Self-Speculative Biased Decoding for Faster Re-Translation
Linxiao Zeng, Haoyun Deng, Kangyuan Shu, Shizhen Wang
TL;DR
The paper tackles the latency challenge of deploying large language models for streaming translation by introducing Self-Speculative Biased Decoding (SSBD), a tuning-free decoding strategy that reuses the previous translation as a speculative draft and verifies it in a single forward pass, resuming from the first divergence. It adds a biased draft verification mechanism to improve draft acceptance without sacrificing eventual corrections, and a display-only mask-k to reduce user-visible flicker while preserving internal verification.
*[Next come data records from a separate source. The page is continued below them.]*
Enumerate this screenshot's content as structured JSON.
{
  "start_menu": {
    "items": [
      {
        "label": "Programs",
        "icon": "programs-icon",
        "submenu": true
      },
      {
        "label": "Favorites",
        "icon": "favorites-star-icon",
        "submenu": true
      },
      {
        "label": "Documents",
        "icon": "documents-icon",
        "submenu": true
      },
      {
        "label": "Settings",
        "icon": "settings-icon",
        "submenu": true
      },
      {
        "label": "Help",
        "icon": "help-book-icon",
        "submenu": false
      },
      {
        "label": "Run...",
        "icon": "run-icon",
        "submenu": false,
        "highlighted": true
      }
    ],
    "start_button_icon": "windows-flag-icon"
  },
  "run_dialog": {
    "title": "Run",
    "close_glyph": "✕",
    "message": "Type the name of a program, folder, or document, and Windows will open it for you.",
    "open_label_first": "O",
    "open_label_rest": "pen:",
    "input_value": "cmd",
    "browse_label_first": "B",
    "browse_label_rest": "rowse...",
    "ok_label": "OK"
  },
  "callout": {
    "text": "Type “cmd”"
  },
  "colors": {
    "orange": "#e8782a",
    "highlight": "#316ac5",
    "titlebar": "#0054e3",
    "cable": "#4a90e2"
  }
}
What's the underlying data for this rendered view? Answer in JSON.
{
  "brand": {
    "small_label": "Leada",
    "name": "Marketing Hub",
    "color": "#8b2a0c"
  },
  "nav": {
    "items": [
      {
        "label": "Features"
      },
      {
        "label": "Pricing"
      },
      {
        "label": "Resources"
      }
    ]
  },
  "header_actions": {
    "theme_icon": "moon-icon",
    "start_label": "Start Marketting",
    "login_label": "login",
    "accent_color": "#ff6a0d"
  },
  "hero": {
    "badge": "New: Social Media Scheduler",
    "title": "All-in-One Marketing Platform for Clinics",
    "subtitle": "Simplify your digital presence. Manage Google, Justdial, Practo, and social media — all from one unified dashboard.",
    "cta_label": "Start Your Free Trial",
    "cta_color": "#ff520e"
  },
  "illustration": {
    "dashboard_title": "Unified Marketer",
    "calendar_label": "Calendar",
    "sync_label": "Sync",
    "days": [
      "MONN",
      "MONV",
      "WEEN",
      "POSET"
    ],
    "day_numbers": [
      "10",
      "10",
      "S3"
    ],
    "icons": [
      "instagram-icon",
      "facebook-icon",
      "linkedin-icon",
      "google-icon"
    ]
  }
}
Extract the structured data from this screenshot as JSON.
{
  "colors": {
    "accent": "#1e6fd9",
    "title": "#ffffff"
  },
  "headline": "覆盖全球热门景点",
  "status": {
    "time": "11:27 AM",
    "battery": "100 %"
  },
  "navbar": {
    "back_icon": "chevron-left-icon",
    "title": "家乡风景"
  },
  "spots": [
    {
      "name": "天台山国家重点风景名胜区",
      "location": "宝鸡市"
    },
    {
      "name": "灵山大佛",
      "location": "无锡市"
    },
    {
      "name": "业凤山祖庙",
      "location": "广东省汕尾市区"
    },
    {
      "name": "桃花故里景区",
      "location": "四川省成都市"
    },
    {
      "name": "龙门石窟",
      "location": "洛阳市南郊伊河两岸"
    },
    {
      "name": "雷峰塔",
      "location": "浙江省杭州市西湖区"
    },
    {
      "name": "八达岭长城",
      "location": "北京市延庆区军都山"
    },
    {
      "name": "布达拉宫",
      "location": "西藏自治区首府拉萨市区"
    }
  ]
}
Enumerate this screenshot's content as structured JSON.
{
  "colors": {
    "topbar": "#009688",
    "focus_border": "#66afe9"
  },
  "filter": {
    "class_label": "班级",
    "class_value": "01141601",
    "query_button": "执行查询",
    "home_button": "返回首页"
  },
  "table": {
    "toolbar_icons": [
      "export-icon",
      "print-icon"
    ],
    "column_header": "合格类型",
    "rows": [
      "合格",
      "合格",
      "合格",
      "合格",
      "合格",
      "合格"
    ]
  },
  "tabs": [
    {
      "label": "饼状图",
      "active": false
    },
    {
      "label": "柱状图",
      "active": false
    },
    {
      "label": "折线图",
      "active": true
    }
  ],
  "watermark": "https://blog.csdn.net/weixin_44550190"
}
Empirical results on Flores and ACL 60/60 show SSBD achieves 1.3–1.7× speedups with translation quality comparable to standard re-translation, requiring no architectural changes or fine-tuning. The method relies on temporal coherence in streaming inputs and offers practical benefits for off-the-shelf LLM-based simultaneous translation, with limitations related to prefix monotonicity and potential degradation if the bias is mis-tuned.
Abstract
Large language models achieve strong machine translation quality but incur high inference cost and latency, posing challenges for simultaneous translation. Re-translation provides a practical solution for off-the-shelf LLMs by repeatedly regenerating the target output as the source input grows, but it suffers from substantial redundant computation. We propose Self-Speculative Biased Decoding (SSBD), a simple and tuning-free inference method that accelerates re-translation by exploiting temporal coherence in streaming translation. SSBD reuses the model's previous output as a speculative draft for the updated input, verifies the draft efficiently in a single forward pass with a lightweight bias, and resumes autoregressive decoding only from the first divergence. We further introduce a display-only masking strategy that hides unstable suffixes from the user interface while retaining them in the draft for verification and potential acceptance. Experiments show that SSBD achieves substantial speedup over standard re-translation while maintaining comparable translation quality, without architectural changes, auxiliary models, or extra fine-tuning.